Double Fold: Libraries and the Assault on Paper
by Nicholson Baker
New York: Vintage, 2001.
Three things I did not know before reading Double Fold:
1: The idea that the acidity in wood pulp paper will turn books into dust is hyperbole. The paper may yellow, the bindings may be very fragile, and a very, very small percentage of paper may crumble if you scrunch it up into a ball (when was the last time you scrunched a page of a book you were reading or using at the library into a ball?), but it will not turn to dust. Your dead tree books are safe.
2. In the 1850s, paper was made from rags, and there was a global rag shortage. The New York Tribune and Sun both reduced their size in response to the increasing cost of paper. Dr. Isaiah Deck, an American geologist, proposed a novel solution: unearth the millions of mummies in Egypt, unwind them from their winding cloths and ship the linen to America. And they did. On July 31, 1856, the Syracuse Daily Standard printed this: “Rags from Egypt.–Our Daily is now printed on paper made from rags imported directly from the land of the Pharaohs.” Victorian imperialism at its strangest.

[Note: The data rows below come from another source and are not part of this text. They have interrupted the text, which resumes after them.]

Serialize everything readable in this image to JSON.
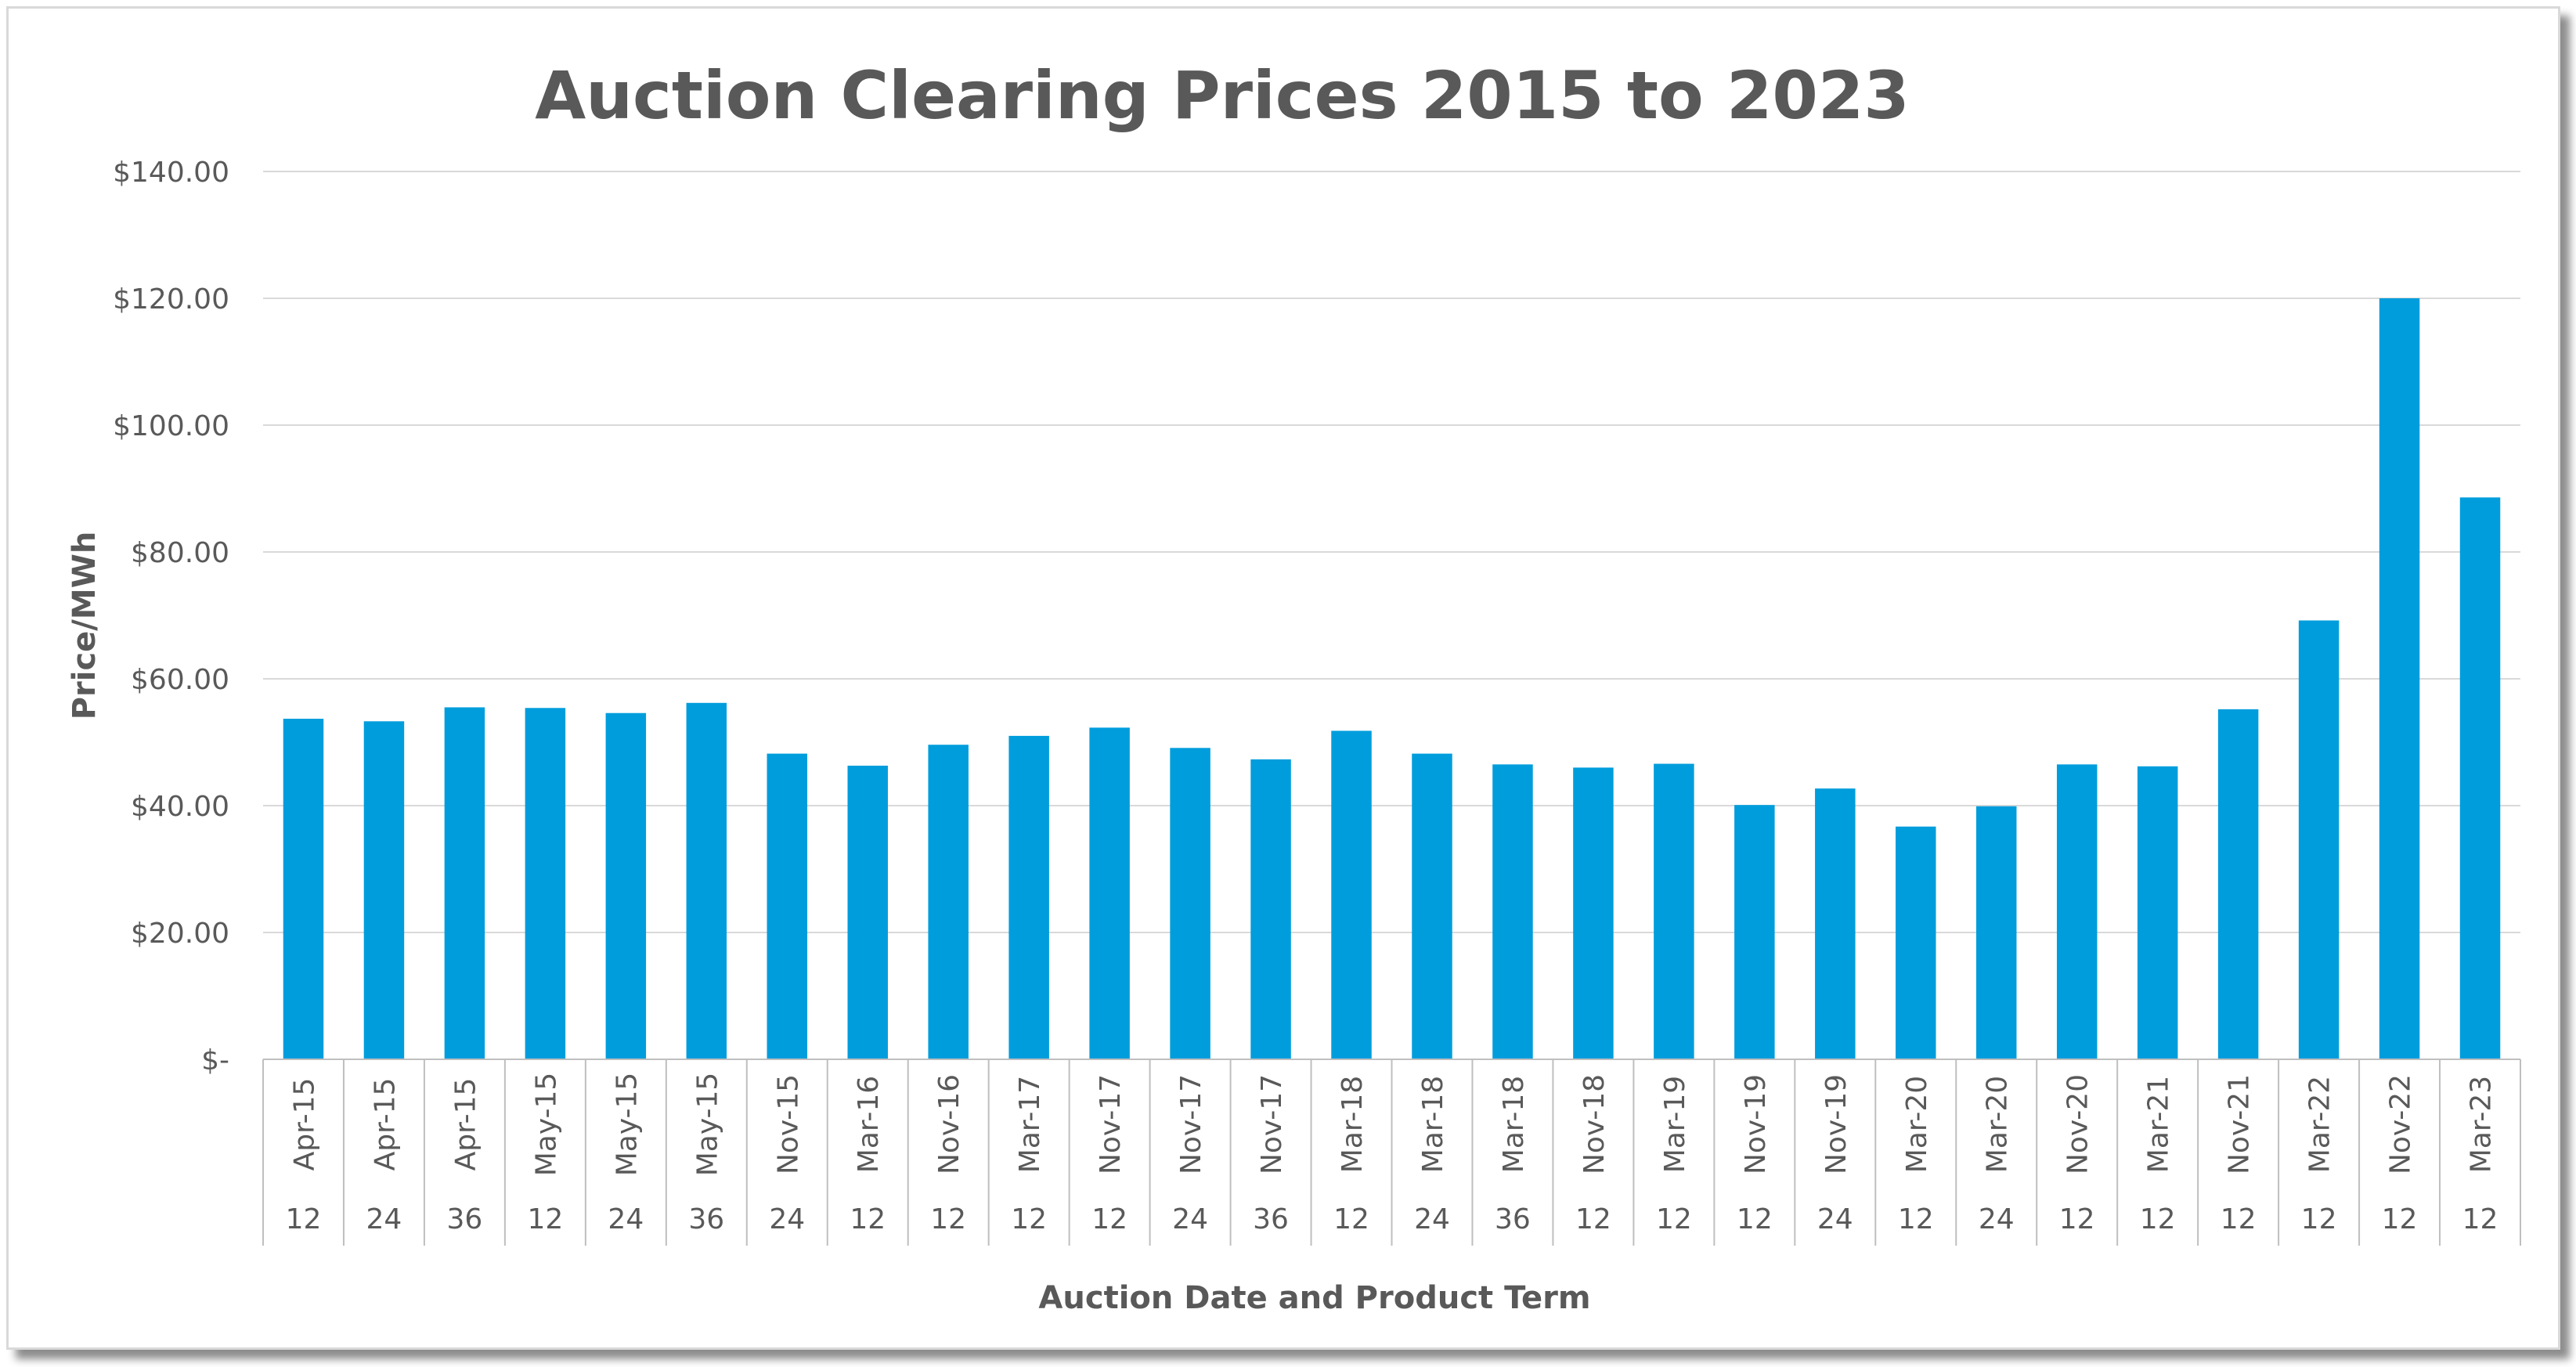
{
  "chart_data": {
    "type": "bar",
    "title": "Auction Clearing Prices 2015 to 2023",
    "xlabel": "Auction Date and Product Term",
    "ylabel": "Price/MWh",
    "ylim": [
      0,
      140
    ],
    "yticks": [
      "$-",
      "$20.00",
      "$40.00",
      "$60.00",
      "$80.00",
      "$100.00",
      "$120.00",
      "$140.00"
    ],
    "grid": true,
    "categories": [
      {
        "date": "Apr-15",
        "term": "12"
      },
      {
        "date": "Apr-15",
        "term": "24"
      },
      {
        "date": "Apr-15",
        "term": "36"
      },
      {
        "date": "May-15",
        "term": "12"
      },
      {
        "date": "May-15",
        "term": "24"
      },
      {
        "date": "May-15",
        "term": "36"
      },
      {
        "date": "Nov-15",
        "term": "24"
      },
      {
        "date": "Mar-16",
        "term": "12"
      },
      {
        "date": "Nov-16",
        "term": "12"
      },
      {
        "date": "Mar-17",
        "term": "12"
      },
      {
        "date": "Nov-17",
        "term": "12"
      },
      {
        "date": "Nov-17",
        "term": "24"
      },
      {
        "date": "Nov-17",
        "term": "36"
      },
      {
        "date": "Mar-18",
        "term": "12"
      },
      {
        "date": "Mar-18",
        "term": "24"
      },
      {
        "date": "Mar-18",
        "term": "36"
      },
      {
        "date": "Nov-18",
        "term": "12"
      },
      {
        "date": "Mar-19",
        "term": "12"
      },
      {
        "date": "Nov-19",
        "term": "12"
      },
      {
        "date": "Nov-19",
        "term": "24"
      },
      {
        "date": "Mar-20",
        "term": "12"
      },
      {
        "date": "Mar-20",
        "term": "24"
      },
      {
        "date": "Nov-20",
        "term": "12"
      },
      {
        "date": "Mar-21",
        "term": "12"
      },
      {
        "date": "Nov-21",
        "term": "12"
      },
      {
        "date": "Mar-22",
        "term": "12"
      },
      {
        "date": "Nov-22",
        "term": "12"
      },
      {
        "date": "Mar-23",
        "term": "12"
      }
    ],
    "values": [
      53.7,
      53.3,
      55.5,
      55.4,
      54.6,
      56.2,
      48.2,
      46.3,
      49.6,
      51.0,
      52.3,
      49.1,
      47.3,
      51.8,
      48.2,
      46.5,
      46.0,
      46.6,
      40.1,
      42.7,
      36.7,
      39.9,
      46.5,
      46.2,
      55.2,
      69.2,
      120.0,
      88.6
    ],
    "colors": {
      "bar": "#009ddc",
      "text": "#595959",
      "grid": "#d9d9d9"
    }
  }
}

3. In the early 1970s, in an effort to de-acidify its books, the Library of Congress put them into a vacuum-sealed room with DEZ. DEZ, diethyl zinc, it highly reactive with water. It would be sprayed over and penetrate closed books in search of the trace amounts of water in them. It was thought to be the miracle cure for acidity because “If all went well, the diethyl zinc would bind with oxygen in the water and turn into zinc oxide. Zinc oxide is a mundane, mildly alkaline substance; … it would remain fixed in the paper’s fibers as an ‘alkaline buffer,’ ready to obliterate any acidity that might ripen in time” (113). Here’s the catch: DEZ bursts into flame when it comes into contact with air, there being so much moisture in the air that it causes an explosion. Highly combustible chemicals used to preserve books. Only in America.
You may note from the picture of the cover of the book that its print is blurred and the image imperfect. This is what reading microfilm is like, and it is the transferring of millions of pages of print to microfilm in the name of preservation that Baker decries. The effort to “save” newspapers and books by disbinding them to transfer them to microfilm or, more recently, to scan them, is destroying forever the original print newspapers and books. Neither process preserves faithfully the image of the original. Poor quality, lost pages, and the destruction of the print original are all, from Baker’s perspective, capital crimes of the multi-million dollar effort to “preserve” newspapers and books.
Baker is impassioned. He has invested tens of thousands of his own dollars in buying and preserving original print runs of American newspapers. He is well versed in the follies of libraries’ attempts to save space, dollars and books. I am sympathetic to his cause, but I found it so very, very difficult to finish this book. November was supposed to be my month of books about libraries. It became, instead, my month of falling asleep to Nicholson Baker. It became the month of, “Anything but that book, please.” He is so earnest, bless him, and I can see that he has invested so much work into this book. It is just so very, very dry. There are only so many ways that you can say “microfilm is a poor substitute for the print original.” It is an important message, and this book deserved the strong hand of an editor with an eye to pulping half of its pages.